Lir was the Lord of the Sea, in the days of the Tuatha de Danann. He had four children – a daughter, Fionnualla and three sons – Aodh and twins Conn and Fiachra. His wife died when the children were still young and Lir married Aoife a woman with magical powers.
Aoife became jealous of the love Lir had for his children and they for him. She also resented how much the children missed their mother. She tried in vain to get a servant to kill the children, thenclost her nerve when she herself set out to kill the children. So she cast a spell on them. She turned the children into the most beautiful swans ever seen, and told them they would be forced to spend nine hundred years as swans – three hundred on Lough Derravaragh, three hundred on the Straits of Moyle and three hundred on the Isle of Inish Glora. They would, however be allowed to keep their voices and as swans they made the most mystical, magical music in all of Ireland.
To end the spell the children would have to hear the bell of the new God, and a holy man would have to ring it.
For three hundred years they lived on Lake Derravaragh and then they flew to the Straits of Moyle and spent another three hundred years. By this time, St. Patrick was converting all of Ireland, and Ireland had accepted this one true God above all gods.
When the last three hundred years of exile on the Isle of Inish Glora were up, they met a man named Mochua. They asked him if he was a holy man and he said he was. He asked them if they were the children of Lir. He had heard about these beautiful swans who sang magically being the cursed children of Lir. They responded that they, in fact were the children of Lir. Mochua set about to make a bell to ring to set the children free.
Just when the bell was finished, the King of Connaught came to the Isle of Inish Glora demanding to take the swans to his castle because his wife was captivated by their beautiful singing and wanted to own them so she could hear that singing whenever she liked. The King was prepared to take them by force if necessary. Just as he began to round up the swans, Mochua rang the bell with fierce enthusiasm. A mist formed around the swans and a great white light seemed to illuminate them suspending them in the air.
The swans began to rise and then fade, and below them the limp forms of four children appeared on the ground. The human bodies of Fionnualla, Aodh, Fiachra and Conn aged 900 years in a few minutes… and they died, ending the race of the Tuatha de Danann.
The spirits of the children of Lir were united with their beloved parents and their presence is felt today by those who choose to remember them.

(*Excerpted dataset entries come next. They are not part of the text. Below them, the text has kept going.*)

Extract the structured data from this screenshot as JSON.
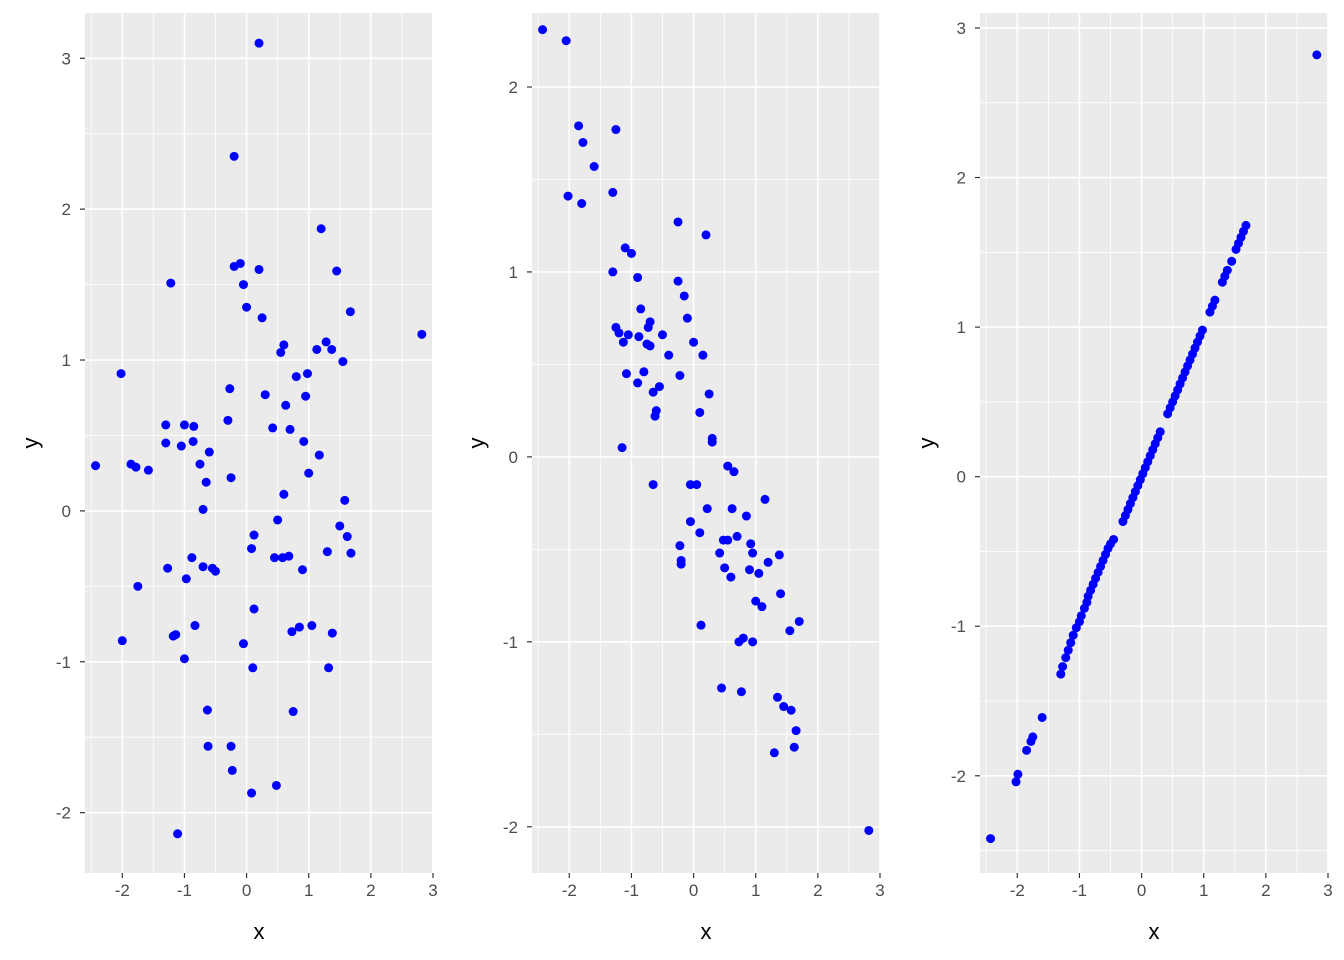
{
  "figure": {
    "background": "#ffffff",
    "panel_background": "#ebebeb",
    "grid_color": "#ffffff",
    "point_color": "#0000ff"
  },
  "chart_data": [
    {
      "type": "scatter",
      "title": "",
      "xlabel": "x",
      "ylabel": "y",
      "xlim": [
        -2.6,
        3.0
      ],
      "ylim": [
        -2.4,
        3.3
      ],
      "xticks": [
        -2,
        -1,
        0,
        1,
        2,
        3
      ],
      "yticks": [
        -2,
        -1,
        0,
        1,
        2,
        3
      ],
      "grid": true,
      "x": [
        -2.43,
        -2.02,
        -2.0,
        -1.86,
        -1.78,
        -1.75,
        -1.58,
        -1.3,
        -1.3,
        -1.27,
        -1.22,
        -1.18,
        -1.14,
        -1.11,
        -1.05,
        -1.0,
        -1.0,
        -0.97,
        -0.88,
        -0.86,
        -0.85,
        -0.83,
        -0.75,
        -0.7,
        -0.7,
        -0.65,
        -0.63,
        -0.62,
        -0.6,
        -0.55,
        -0.5,
        -0.3,
        -0.27,
        -0.25,
        -0.25,
        -0.23,
        -0.2,
        -0.2,
        -0.1,
        -0.05,
        -0.05,
        0.0,
        0.08,
        0.08,
        0.1,
        0.12,
        0.12,
        0.2,
        0.2,
        0.25,
        0.3,
        0.42,
        0.45,
        0.48,
        0.5,
        0.55,
        0.58,
        0.6,
        0.6,
        0.63,
        0.68,
        0.7,
        0.73,
        0.75,
        0.8,
        0.85,
        0.9,
        0.92,
        0.95,
        0.98,
        1.0,
        1.05,
        1.13,
        1.17,
        1.2,
        1.28,
        1.3,
        1.32,
        1.37,
        1.38,
        1.45,
        1.5,
        1.55,
        1.58,
        1.62,
        1.67,
        1.68,
        2.82
      ],
      "y": [
        0.3,
        0.91,
        -0.86,
        0.31,
        0.29,
        -0.5,
        0.27,
        0.57,
        0.45,
        -0.38,
        1.51,
        -0.83,
        -0.82,
        -2.14,
        0.43,
        0.57,
        -0.98,
        -0.45,
        -0.31,
        0.46,
        0.56,
        -0.76,
        0.31,
        -0.37,
        0.01,
        0.19,
        -1.32,
        -1.56,
        0.39,
        -0.38,
        -0.4,
        0.6,
        0.81,
        -1.56,
        0.22,
        -1.72,
        2.35,
        1.62,
        1.64,
        1.5,
        -0.88,
        1.35,
        -1.87,
        -0.25,
        -1.04,
        -0.16,
        -0.65,
        3.1,
        1.6,
        1.28,
        0.77,
        0.55,
        -0.31,
        -1.82,
        -0.06,
        1.05,
        -0.31,
        0.11,
        1.1,
        0.7,
        -0.3,
        0.54,
        -0.8,
        -1.33,
        0.89,
        -0.77,
        -0.39,
        0.46,
        0.76,
        0.91,
        0.25,
        -0.76,
        1.07,
        0.37,
        1.87,
        1.12,
        -0.27,
        -1.04,
        1.07,
        -0.81,
        1.59,
        -0.1,
        0.99,
        0.07,
        -0.17,
        1.32,
        -0.28,
        1.17
      ]
    },
    {
      "type": "scatter",
      "title": "",
      "xlabel": "x",
      "ylabel": "y",
      "xlim": [
        -2.6,
        3.0
      ],
      "ylim": [
        -2.25,
        2.4
      ],
      "xticks": [
        -2,
        -1,
        0,
        1,
        2,
        3
      ],
      "yticks": [
        -2,
        -1,
        0,
        1,
        2
      ],
      "grid": true,
      "x": [
        -2.43,
        -2.05,
        -2.02,
        -1.85,
        -1.8,
        -1.78,
        -1.6,
        -1.3,
        -1.3,
        -1.25,
        -1.25,
        -1.2,
        -1.15,
        -1.13,
        -1.1,
        -1.08,
        -1.05,
        -1.0,
        -0.9,
        -0.9,
        -0.88,
        -0.85,
        -0.8,
        -0.75,
        -0.73,
        -0.7,
        -0.7,
        -0.65,
        -0.65,
        -0.62,
        -0.6,
        -0.55,
        -0.5,
        -0.4,
        -0.25,
        -0.25,
        -0.22,
        -0.22,
        -0.2,
        -0.2,
        -0.15,
        -0.1,
        -0.05,
        -0.05,
        0.0,
        0.05,
        0.1,
        0.1,
        0.12,
        0.15,
        0.2,
        0.22,
        0.25,
        0.3,
        0.3,
        0.42,
        0.45,
        0.48,
        0.5,
        0.55,
        0.55,
        0.6,
        0.62,
        0.65,
        0.7,
        0.73,
        0.77,
        0.8,
        0.85,
        0.9,
        0.92,
        0.95,
        0.95,
        1.0,
        1.05,
        1.1,
        1.15,
        1.2,
        1.3,
        1.35,
        1.38,
        1.4,
        1.45,
        1.55,
        1.57,
        1.62,
        1.65,
        1.7,
        2.82
      ],
      "y": [
        2.31,
        2.25,
        1.41,
        1.79,
        1.37,
        1.7,
        1.57,
        1.43,
        1.0,
        0.7,
        1.77,
        0.67,
        0.05,
        0.62,
        1.13,
        0.45,
        0.66,
        1.1,
        0.97,
        0.4,
        0.65,
        0.8,
        0.46,
        0.61,
        0.7,
        0.73,
        0.6,
        0.35,
        -0.15,
        0.22,
        0.25,
        0.38,
        0.66,
        0.55,
        1.27,
        0.95,
        0.44,
        -0.48,
        -0.56,
        -0.58,
        0.87,
        0.75,
        -0.15,
        -0.35,
        0.62,
        -0.15,
        0.24,
        -0.41,
        -0.91,
        0.55,
        1.2,
        -0.28,
        0.34,
        0.1,
        0.08,
        -0.52,
        -1.25,
        -0.45,
        -0.6,
        -0.05,
        -0.45,
        -0.65,
        -0.28,
        -0.08,
        -0.43,
        -1.0,
        -1.27,
        -0.98,
        -0.32,
        -0.61,
        -0.47,
        -0.52,
        -1.0,
        -0.78,
        -0.63,
        -0.81,
        -0.23,
        -0.57,
        -1.6,
        -1.3,
        -0.53,
        -0.74,
        -1.35,
        -0.94,
        -1.37,
        -1.57,
        -1.48,
        -0.89,
        -2.02
      ]
    },
    {
      "type": "scatter",
      "title": "",
      "xlabel": "x",
      "ylabel": "y",
      "xlim": [
        -2.6,
        3.0
      ],
      "ylim": [
        -2.65,
        3.1
      ],
      "xticks": [
        -2,
        -1,
        0,
        1,
        2,
        3
      ],
      "yticks": [
        -2,
        -1,
        0,
        1,
        2,
        3
      ],
      "grid": true,
      "x": [
        -2.43,
        -2.02,
        -1.99,
        -1.85,
        -1.78,
        -1.75,
        -1.6,
        -1.3,
        -1.27,
        -1.22,
        -1.18,
        -1.14,
        -1.1,
        -1.05,
        -1.0,
        -0.97,
        -0.92,
        -0.88,
        -0.86,
        -0.82,
        -0.78,
        -0.74,
        -0.7,
        -0.66,
        -0.62,
        -0.58,
        -0.54,
        -0.5,
        -0.45,
        -0.3,
        -0.26,
        -0.22,
        -0.18,
        -0.14,
        -0.1,
        -0.06,
        -0.02,
        0.02,
        0.06,
        0.1,
        0.14,
        0.18,
        0.22,
        0.26,
        0.3,
        0.42,
        0.46,
        0.5,
        0.54,
        0.58,
        0.62,
        0.66,
        0.7,
        0.74,
        0.78,
        0.82,
        0.86,
        0.9,
        0.94,
        0.98,
        1.1,
        1.14,
        1.18,
        1.3,
        1.34,
        1.38,
        1.45,
        1.52,
        1.56,
        1.6,
        1.64,
        1.68,
        2.82
      ],
      "y": [
        -2.42,
        -2.04,
        -1.99,
        -1.83,
        -1.77,
        -1.74,
        -1.61,
        -1.32,
        -1.27,
        -1.21,
        -1.16,
        -1.11,
        -1.06,
        -1.01,
        -0.97,
        -0.93,
        -0.88,
        -0.84,
        -0.8,
        -0.76,
        -0.72,
        -0.68,
        -0.64,
        -0.6,
        -0.56,
        -0.52,
        -0.48,
        -0.45,
        -0.42,
        -0.3,
        -0.26,
        -0.22,
        -0.18,
        -0.14,
        -0.1,
        -0.06,
        -0.02,
        0.02,
        0.06,
        0.1,
        0.14,
        0.18,
        0.22,
        0.26,
        0.3,
        0.42,
        0.46,
        0.5,
        0.54,
        0.58,
        0.62,
        0.66,
        0.7,
        0.74,
        0.78,
        0.82,
        0.86,
        0.9,
        0.94,
        0.98,
        1.1,
        1.14,
        1.18,
        1.3,
        1.34,
        1.38,
        1.44,
        1.52,
        1.56,
        1.6,
        1.64,
        1.68,
        2.82
      ]
    }
  ]
}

The Garden of Remembrance in Dublin was built in memory of all those who gave their lives fighting in the cause for Irish freedom. The memorial is built on the site where leaders of the 1916 Easter Uprising were held overnight before they were taken to the Kilmainham Gaol to be executed. The dominant feature in the garden is a sculpture representing the Children of Lir who had to live in exile for 900 years, similar to the 900 years of oppression the Irish suffered under British occupation.
A reflecting pool has images of swords, spears, shields an implements of warfare painted on the bottom. In the Celtic tradition clans who did battle cast their weapons into the sea or a lake after the battle is over to symbolize the end of hostilities.
The Garden of Remembrance is a thin place.